O ponto facultativo da 6ª feira

A greve geral fracassou. Não foi uma greve, e muito menos geral. Em realidade, só obteve o nível de paralização que foi observado em São Paulo por ter ocorrido numa sexta-feira de verão, e pela interrupção do metrô levada a cabo pelo seu principal executivo de operações, que optou por prestar lealdade ao Sindicato dos metroviários, a quem deve sua posição, e não à empresa onde exerce cargo de confiança. Greve mesmo, como um movimento consciente de reivindicação ou de protesto só ocorreu em setores isolados, onde os próprios organizadores da paralização têm suas principais bases políticas. Em geral, não houve manifestação de caráter político, ou de reinvindicação econômica – uma greve –, mas apenas uma difusa sensação de ponto facultativo.

Isto não surpreende. Só é estranhável que as lideranças sindicais não se tenham apercebido que o momento não é ainda propício para qualquer movimentação grevista de maiores proporções.

As melhorias de emprego e de salários da maioria dos trabalhadores ainda são sentidas com bastante intensidade, não obstante o solapamento que este processo bem sofrendo por parte da inflação ascendente. As medidas contracionistas do Cruzado 2 ainda não foram sentidas com maior intensidade pela população. Cabe observar ainda que o fracasso da greve em parte dá uma reposta aos críticos mais veementes da atual política econômica e corrobora a posição do governo de que os efeitos do pacote não cairão diretamente sobre os assalariados de mais baixa renda. É evidente que as medidas são inflacionárias, e que portanto acabarão eventualmente recaindo sobre os todos assalariados. Mas isto é uma outra questão, muito mais ligada à inconsistência da política anti-inflacionária adotada pelo governo desde fevereiro, e muito menos à escolha de instrumentos de contenção de demanda acionados pelo governo em novembro passado.

Embora esta tenha sido uma greve que não houve, não há dúvida de que outras poderão ocorrer com sucesso em futuro próximo. Apesar da irracionalidade do Plano Cruzado como uma estratégia anti-inflacionária, ele produziu efeitos colaterais importantes na economia brasileira. Um deles, possivelmente o mais significativo, foi a evidente redistribuição de renda que gerou. Grosso modo, pode-se dizer que os salários aumentaram sua participação na renda nacional, o capital industrial e fundiário mantiveram-se constantes, ao passo que o capital financeiro perdeu terreno.

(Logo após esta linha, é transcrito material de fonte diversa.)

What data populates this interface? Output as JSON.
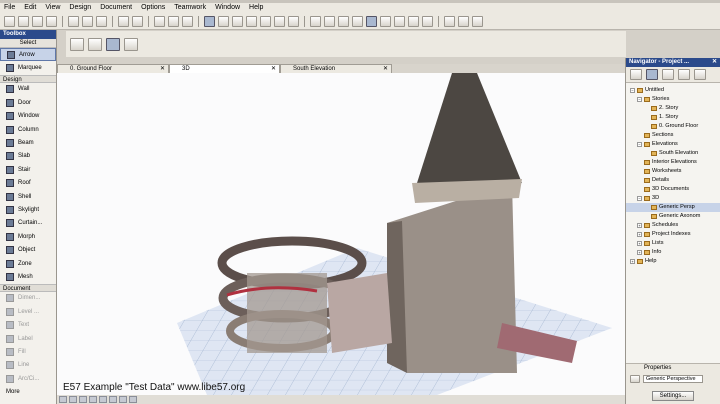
{
  "menu": [
    "File",
    "Edit",
    "View",
    "Design",
    "Document",
    "Options",
    "Teamwork",
    "Window",
    "Help"
  ],
  "toolbox": {
    "title": "Toolbox",
    "select": "Select",
    "tools": [
      {
        "label": "Arrow",
        "icon": "arrow-icon",
        "active": true
      },
      {
        "label": "Marquee",
        "icon": "marquee-icon"
      }
    ],
    "design_section": "Design",
    "design_tools": [
      "Wall",
      "Door",
      "Window",
      "Column",
      "Beam",
      "Slab",
      "Stair",
      "Roof",
      "Shell",
      "Skylight",
      "Curtain...",
      "Morph",
      "Object",
      "Zone",
      "Mesh"
    ],
    "document_section": "Document",
    "document_tools": [
      "Dimen...",
      "Level ...",
      "Text",
      "Label",
      "Fill",
      "Line",
      "Arc/Ci..."
    ],
    "more": "More"
  },
  "tabs": [
    {
      "label": "0. Ground Floor",
      "active": false
    },
    {
      "label": "3D",
      "active": true
    },
    {
      "label": "South Elevation",
      "active": false
    }
  ],
  "viewport": {
    "watermark": "E57 Example \"Test Data\" www.libe57.org"
  },
  "navigator": {
    "title": "Navigator - Project ...",
    "tree": [
      {
        "label": "Untitled",
        "level": 0
      },
      {
        "label": "Stories",
        "level": 1
      },
      {
        "label": "2. Story",
        "level": 2
      },
      {
        "label": "1. Story",
        "level": 2
      },
      {
        "label": "0. Ground Floor",
        "level": 2
      },
      {
        "label": "Sections",
        "level": 1
      },
      {
        "label": "Elevations",
        "level": 1
      },
      {
        "label": "South Elevation",
        "level": 2
      },
      {
        "label": "Interior Elevations",
        "level": 1
      },
      {
        "label": "Worksheets",
        "level": 1
      },
      {
        "label": "Details",
        "level": 1
      },
      {
        "label": "3D Documents",
        "level": 1
      },
      {
        "label": "3D",
        "level": 1
      },
      {
        "label": "Generic Persp",
        "level": 2,
        "selected": true
      },
      {
        "label": "Generic Axonom",
        "level": 2
      },
      {
        "label": "Schedules",
        "level": 1
      },
      {
        "label": "Project Indexes",
        "level": 1
      },
      {
        "label": "Lists",
        "level": 1
      },
      {
        "label": "Info",
        "level": 1
      },
      {
        "label": "Help",
        "level": 0
      }
    ],
    "properties_title": "Properties",
    "properties_value": "Generic Perspective",
    "settings_label": "Settings..."
  }
}
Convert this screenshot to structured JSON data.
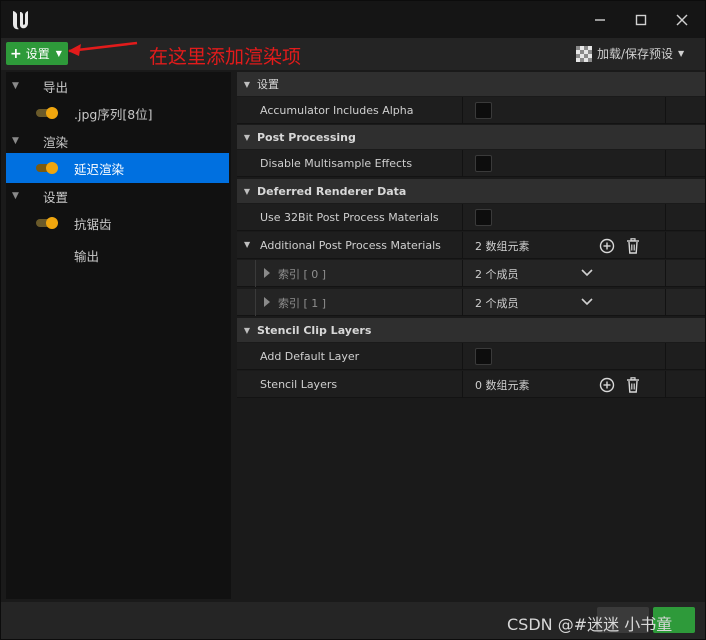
{
  "toolbar": {
    "add_settings_label": "设置",
    "annotation_text": "在这里添加渲染项",
    "preset_label": "加载/保存预设"
  },
  "tree": [
    {
      "label": "导出",
      "kind": "category"
    },
    {
      "label": ".jpg序列[8位]",
      "kind": "item",
      "toggle": true
    },
    {
      "label": "渲染",
      "kind": "category"
    },
    {
      "label": "延迟渲染",
      "kind": "item",
      "toggle": true,
      "selected": true
    },
    {
      "label": "设置",
      "kind": "category"
    },
    {
      "label": "抗锯齿",
      "kind": "item",
      "toggle": true
    },
    {
      "label": "输出",
      "kind": "item",
      "toggle": false
    }
  ],
  "details": {
    "sections": [
      {
        "title": "设置"
      },
      {
        "title": "Post Processing"
      },
      {
        "title": "Deferred Renderer Data"
      },
      {
        "title": "Stencil Clip Layers"
      }
    ],
    "props": {
      "accumulator": "Accumulator Includes Alpha",
      "disable_msaa": "Disable Multisample Effects",
      "use_32bit": "Use 32Bit Post Process Materials",
      "additional_materials": "Additional Post Process Materials",
      "additional_materials_value": "2 数组元素",
      "index0": "索引 [ 0 ]",
      "index0_value": "2 个成员",
      "index1": "索引 [ 1 ]",
      "index1_value": "2 个成员",
      "add_default_layer": "Add Default Layer",
      "stencil_layers": "Stencil Layers",
      "stencil_layers_value": "0 数组元素"
    }
  },
  "bottom": {
    "watermark": "CSDN @#迷迷 小书童"
  },
  "colors": {
    "accent_green": "#2e9a3a",
    "selection_blue": "#0070e0",
    "toggle_on": "#f0a60e",
    "annotation_red": "#e21b1b"
  }
}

Essas alterações na composição da renda nacional precisam ser preservadas, e mesmo aprofundadas. Esta é a grande questão econômica do momento: fazer as correções ao Cruzado – que são indispensáveis e geradoras de forte inflação corretiva – sem permitir a formação de uma espiral inflacionária (daí a preocupação em avançar na desindexação); em segundo lugar, não permitir que a inflação reverta a redistribuição de renda a favor do assalariado de menor poder aquisitivo, ocorrida nos últimos meses.

Não se trata de efetuar novas reformas e alterações na estrutura econômica do país, mas apenas manter posições já tomadas. Qualquer fracasso nesta tarefa poderá, aí sim, fazer explodir um rosário de greves gerais e de perturbações de ordem. Já se sentiu o gosto do consumo.

Se for bem interpretado, e sobretudo bem conduzido, o pacto social (perdão pelo termo) poderá realizar o que precisa ser feito: congelar a distribuição de renda ocorrida. Hoje o entendimento se torna possível a partir dos ganhos que os assalariados tiveram nos últimos meses. Não estaria em discussão a divisão de sacrifícios nem sempre equânime, como cogitado anteriormente; mas sim a preservação dos ganhos dos trabalhadores, a limitação de excessos, no caso do setor financeiro, e a manutenção do crescimento econômico moderado para os setores produtivos. Congelamento temporário de preços e salários, um desses caminhos a serem explorados.

 

MARCOS CINTRA CAVALCANTI DE ALBUQUERQUE, é doutor pela Universidade de Harvard (EUA), chefe do departamento de Economia da FGV/SP, e consultor econômico desta Folha.